Bizim insanımız bir proje üzerinde biraz araştırıp doğruluğu,yanlışlığı üzerinde düşünüp kendi karar vereceğine bu konuda gönül verdikleri siyasilerin görüşlerini savunmaktan başka bir şey yapmadıklarını üzülerek görüyorum.
Şu ana kadar tespit edebildiğim kadarıyla projeye olumlu bakanlar;Panama,Süveyş Kanalları ile Cebel-i Tarık'tan geçiş ücretleriyle o ülkelerin büyük paralar kazandığından bahsetmekteler.İstanbul boğazından böylesi bir gelirimizin olmadığını, İstanbul Kanalı Projesiyle ekonomimize katkı sağlanacağını iddia etmekteler.Fakat gözardı ettikleri bir şey var;Süveyş,Panama Kanalları ile Cebel-i Tarık yakınlarında alternatif bir boğaz geçişi yok.
Bu projeye karşı çıkanlar ise;
1-Bir milyar 155 milyon 688 bin metre küp hafriyatın yaratacağı çevre kirliliğinden.
2-Ekolojik dengenin,doğal hayatın bozulacağından,kuzey ormanlarının,verimli tarım alanlarının ve meraların bozulmasıyla oluşacak sıkıntılardan.
3-İstanbul'un su sorunu varken,Sazlıdere barajının tehlikeye düşeceğinden,
4-Karadeniz ve Marmara denizlerinde bu kanal dolayısıyla oluşacak ters akım suyunun sebep olacağı sorunlardan,
5-Kayma,göçmeye mahkum olan zemin ve konum itibariyle şiddetli bir depremde enkaz haline gelmesinden,
6-Trakya topraklarımızın bu kanalla yurdumuzun diğer kesimleriyle ulaşımının daha da zorlaşacağından.Hele bir sıcak savaş halinde kanal köprülerinin tahribiyle Trakya-Anadolu bağlantısının iyice kesileceğinden,
7-Boğazlar üzerinde tam egemenlik sağladığımız Montrö Sözleşmemizi tartışmaya açıp güvenlik sorunu çıkabileceğinden ki Montrö Sözleşmesi yanılmıyorsam 20 yıllığına imzalanmıştı.1956 yılından sonra imzacı devletlerden olumsuz bir tepki gelmediğinden geçerliliği hala sürmektedir,
8-Ülkemiz bunca ekonomik sıkıntı yaşarken borçlanarak bunun yapılmasının doğru olmayacağından,
9-İstanbul Boğazı dururken bu kanalın istenilen ölçüde kullanılmayıp,yapılan harcamaların boşa gideceğinden söz etmekteler.
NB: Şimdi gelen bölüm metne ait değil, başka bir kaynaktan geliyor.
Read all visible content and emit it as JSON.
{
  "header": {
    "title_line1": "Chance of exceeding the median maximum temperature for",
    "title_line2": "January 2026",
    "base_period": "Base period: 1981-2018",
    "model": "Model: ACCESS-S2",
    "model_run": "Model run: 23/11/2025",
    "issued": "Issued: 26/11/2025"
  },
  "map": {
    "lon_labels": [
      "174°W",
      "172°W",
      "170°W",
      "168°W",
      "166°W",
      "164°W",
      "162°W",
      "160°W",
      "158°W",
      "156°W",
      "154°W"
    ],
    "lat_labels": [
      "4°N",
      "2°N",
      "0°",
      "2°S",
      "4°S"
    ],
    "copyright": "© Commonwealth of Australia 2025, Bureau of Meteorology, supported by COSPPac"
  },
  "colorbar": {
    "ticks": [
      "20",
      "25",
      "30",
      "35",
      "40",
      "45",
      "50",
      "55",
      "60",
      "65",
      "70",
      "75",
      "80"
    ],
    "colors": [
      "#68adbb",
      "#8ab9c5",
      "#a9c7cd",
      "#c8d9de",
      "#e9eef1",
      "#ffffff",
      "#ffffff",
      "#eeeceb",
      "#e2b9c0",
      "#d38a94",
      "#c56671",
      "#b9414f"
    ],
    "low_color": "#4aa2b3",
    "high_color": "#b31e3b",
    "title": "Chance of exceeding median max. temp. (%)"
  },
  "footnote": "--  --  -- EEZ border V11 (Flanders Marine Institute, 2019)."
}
Bu kanal 43 kilometre uzunluğunda,400 metre genişliğinde,25 metre derinliğinde olacakmış.Büyük gemilerin geçişine göre tasarlanacakmış.Üzerinde 6 köprü ve çevresinde de 500 000 nüfusa göre en fazla 6 katlı binalara izin verilecekmiş.Belirtildiğine göre bina yüksekliği ve köprü sayıları ile bölgeye yerleşecek nüfus düşürülmüş ki ben düşük olanları belirttim.
Şimdiye kadar üç paylaşımımda Süveyş,Don-Volga ve Sakarya Nehri Ulaşım projelerinin tarihçesini kısaca anlatmaya çalıştım.Süveyş Kanalı ve Don-Volga Kanalı yapılabilseydi Osmanlı devletinin yararına olurdu.Fakat İstanbul Kanalı Projesine bugünkü şartlarda olumsuz bakmaktayım.
NOT:Cebel-i Tarık=Tarık boğazı,Tarık geçidi demektir.Tarık bin Ziyad İslam orduları ile buradan İspanya'ya geçtiği için.Çoğumuz bunu Cebel-i Tarık Boğazı yazarak hataya düşüyoruz.